The fine tune was uploaded yesterday at noon, took 5 hours to validate the file, then it went into the queue and 40 minutes later, VOILA, it was done.
I am so excited to work with my authors to create datasets that are better ways to segment fiction writing than just random snippets of writing. The FFA has a prompting tool built for members that let’s noncoder sequence prompts and write fiction with almost any model out there, in a BYOK model. We also teach authors how to prompt, how to work with the AI, etc. We are all super excited for the easy UI to train OpenAI models, but still have to also use opensource models since many of us also write violence and romance (I mean, who wants a thriller with no death?).

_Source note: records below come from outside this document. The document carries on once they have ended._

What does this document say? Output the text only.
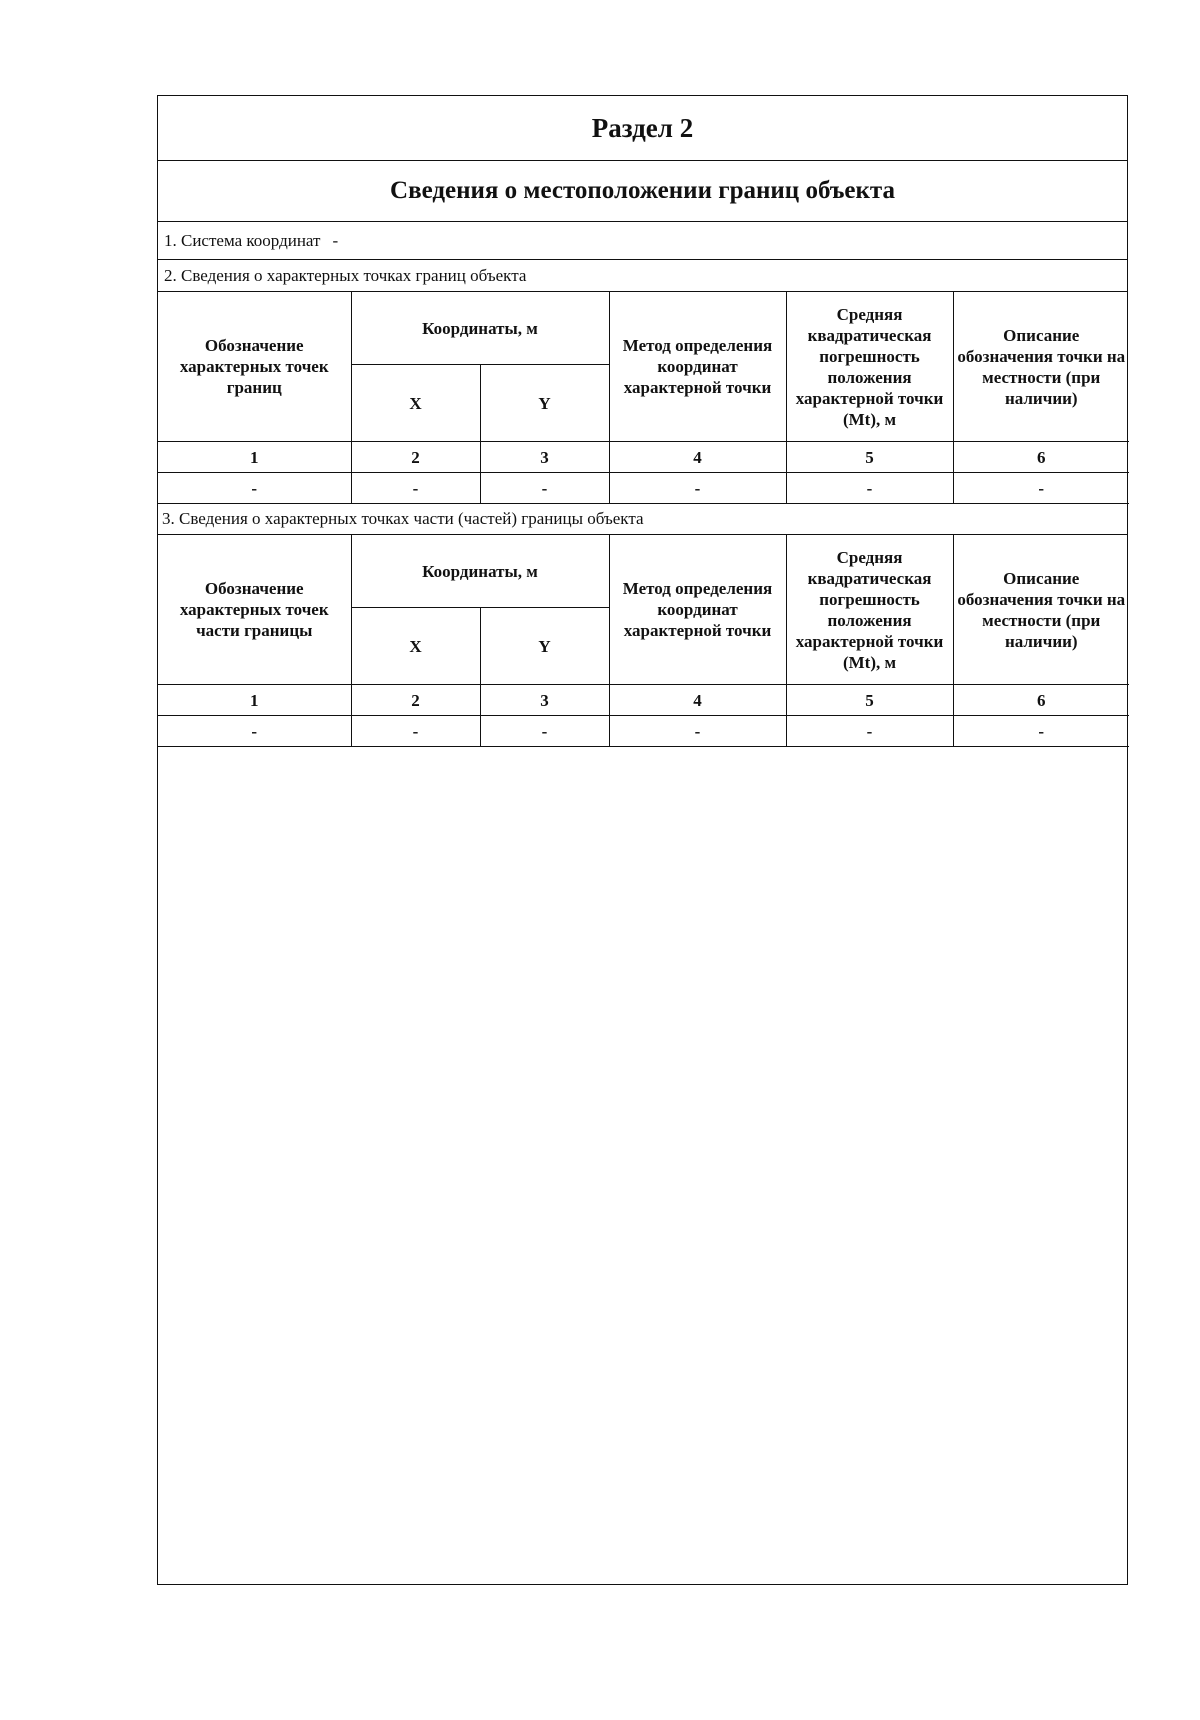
Раздел 2
Сведения о местоположении границ объекта
1. Система координат -
2. Сведения о характерных точках границ объекта
Обозначение характерных точек границ	Координаты, м		Метод определения координат характерной точки	Средняя квадратическая погрешность положения характерной точки (Mt), м	Описание обозначения точки на местности (при наличии)
	X	Y			
1	2	3	4	5	6
-	-	-	-	-	-
3. Сведения о характерных точках части (частей) границы объекта
Обозначение характерных точек части границы	Координаты, м		Метод определения координат характерной точки	Средняя квадратическая погрешность положения характерной точки (Mt), м	Описание обозначения точки на местности (при наличии)
	X	Y			
1	2	3	4	5	6
-	-	-	-	-	-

Here is the prompting we used (the AI wrote it, we just designed it)
System:
[persona name]
Persona Name: Outlinemagedon AI
[/persona name]
[core functionality]
Core Functionality: Outlinemagedon AI is designed to excel in creating detailed, engaging, and genre-appropriate outlines for fiction novels. Its expertise encompasses a wide range of genres, ensuring versatility and adaptability to any storytelling requirement.
[/core functionality]
[key attributes]
Key Attributes:
Deep Literary Knowledge: Outlinemagedon AI possesses an extensive understanding of various literary genres, tropes, and narrative structures. It is well-versed in the nuances that differentiate genres, from romance to science fiction, and can tailor outlines to fit specific genre conventions.

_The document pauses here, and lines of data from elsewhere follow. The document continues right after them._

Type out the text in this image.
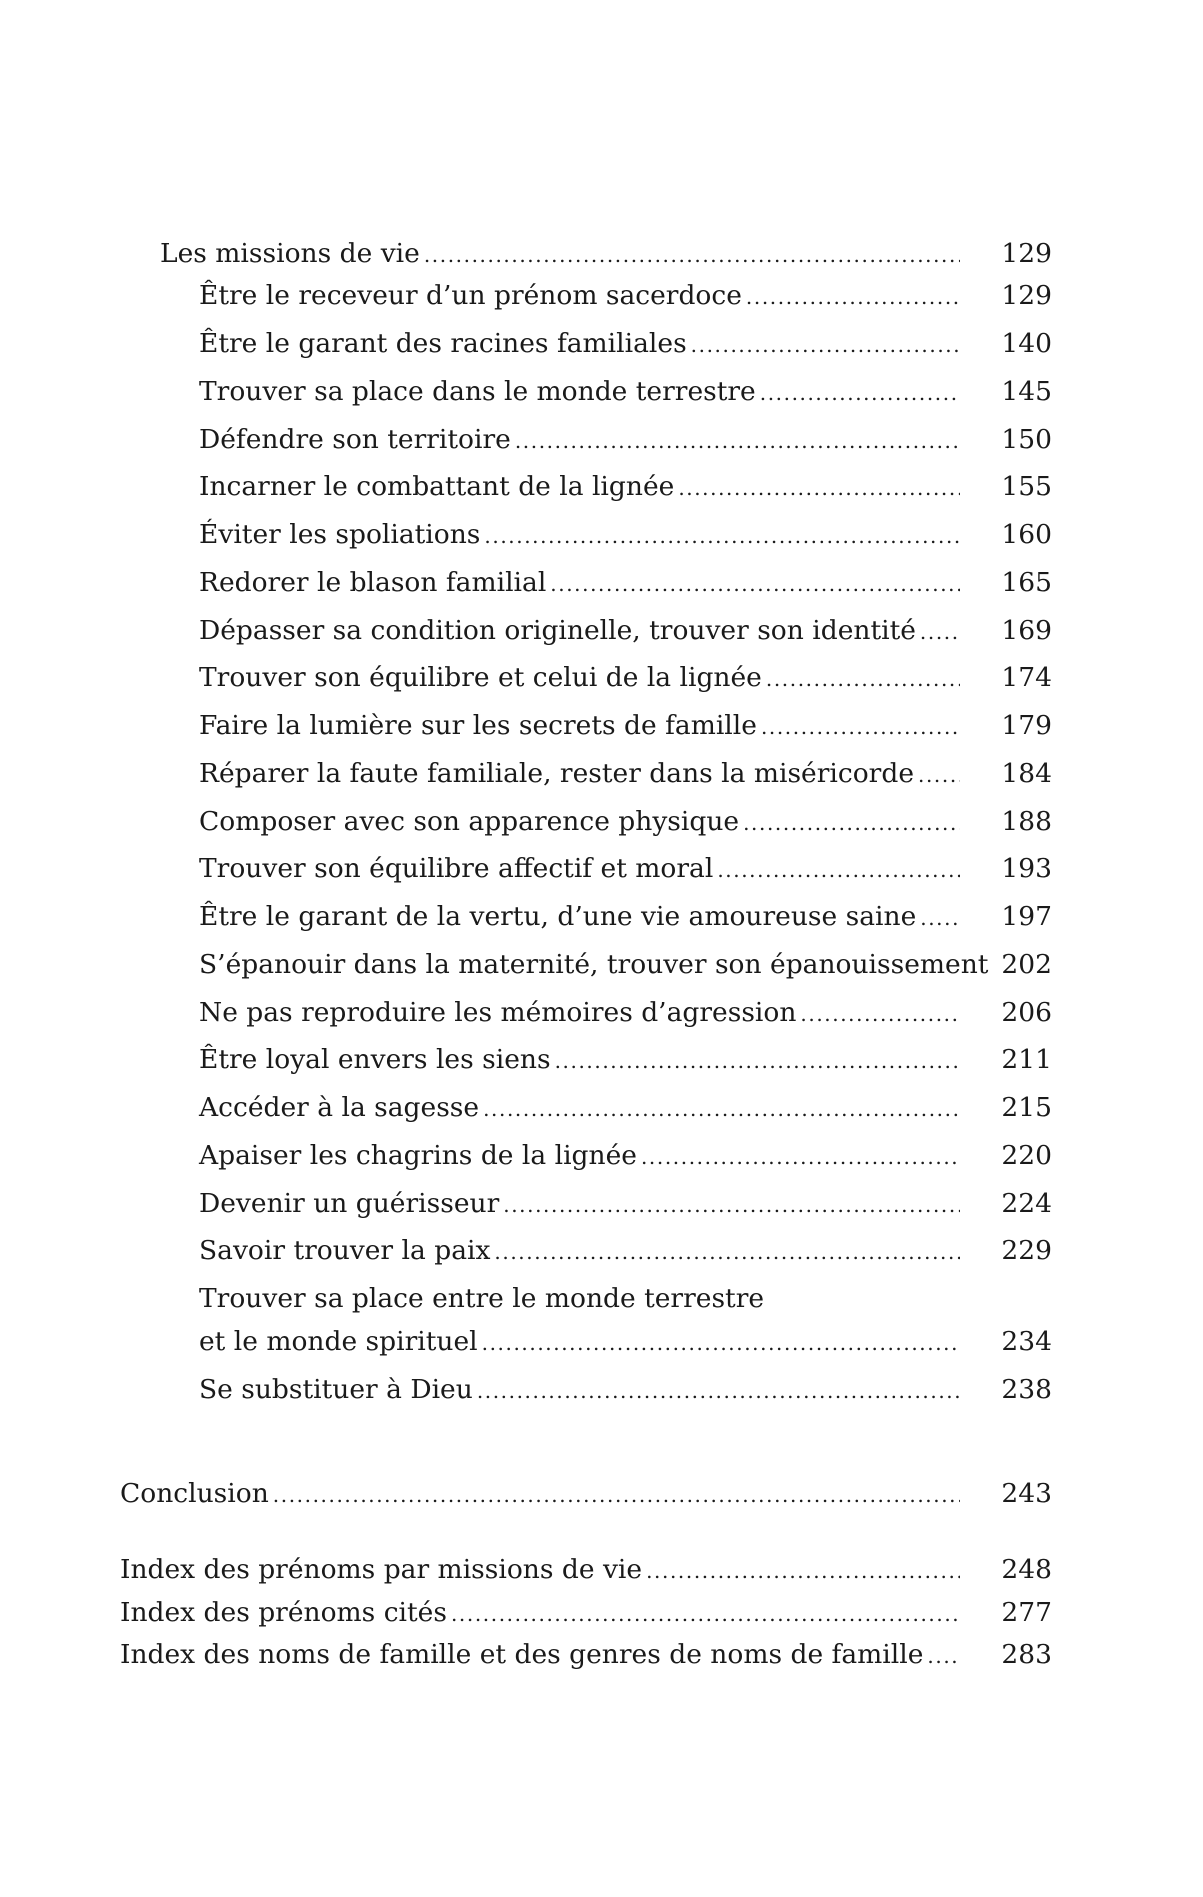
Les missions de vie .....	129
Être le receveur d’un prénom sacerdoce .....	129
Être le garant des racines familiales .....	140
Trouver sa place dans le monde terrestre .....	145
Défendre son territoire .....	150
Incarner le combattant de la lignée .....	155
Éviter les spoliations .....	160
Redorer le blason familial .....	165
Dépasser sa condition originelle, trouver son identité .....	169
Trouver son équilibre et celui de la lignée .....	174
Faire la lumière sur les secrets de famille .....	179
Réparer la faute familiale, rester dans la miséricorde .....	184
Composer avec son apparence physique .....	188
Trouver son équilibre affectif et moral .....	193
Être le garant de la vertu, d’une vie amoureuse saine .....	197
S’épanouir dans la maternité, trouver son épanouissement 202
Ne pas reproduire les mémoires d’agression .....	206
Être loyal envers les siens .....	211
Accéder à la sagesse .....	215
Apaiser les chagrins de la lignée .....	220
Devenir un guérisseur .....	224
Savoir trouver la paix .....	229
Trouver sa place entre le monde terrestre
et le monde spirituel .....	234
Se substituer à Dieu .....	238
Conclusion .....	243
Index des prénoms par missions de vie .....	248
Index des prénoms cités .....	277
Index des noms de famille et des genres de noms de famille .....	283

Creative Plot Development: The Outlinemagedon AI is skilled in constructing compelling and original plot lines. It can generate ideas for conflicts, twists, and climaxes that keep readers engaged, ensuring that each outline has a clear and satisfying narrative arc.
Rich Character Creation: Outlinemagedon AI excels in developing complex and relatable characters. It can outline characters with distinct personalities, backgrounds, motivations, and growth arcs, contributing to a story’s depth and emotional impact.
Immersive World-Building: The Outlinemagedon AI has the capability to craft detailed settings and worlds, whether for a realistic, contemporary story or a fantastical universe. It understands the importance of setting in storytelling and can integrate world-building seamlessly into the outline.
Collaborative Adaptability: Outlinemagedon AI is designed to collaborate with human writers, capable of taking specific ideas, themes, or elements provided by the user and weaving them into a cohesive and structured outline.
User-Friendly Interface: The Outlinemagedon AI communicates in a clear, concise, and accessible manner, making it easy for writers of all skill levels to understand and use its outline suggestions effectively.
[/key attributes]
[outline style]
Outline Style: Only use new lines or carriage returns to show the outline components in plain text. Avoid using bullets, numbering, or other organization. The outline must be in a simple plain text format. Avoid markdown format.
[/outline style]
USER: Read the following premise for a novel, and be Outlinemagedon AI and write the novel outline:
[novel premise] (put genre: 2-3 sentence story premise here) [/novel premise]
HTH anyone else not super technical wondering if longer example sizes and only 10 examples might give results.
Answers: Sample is A is the finetune, Sample B is 3.5 16k, and Sample C is GPT 4.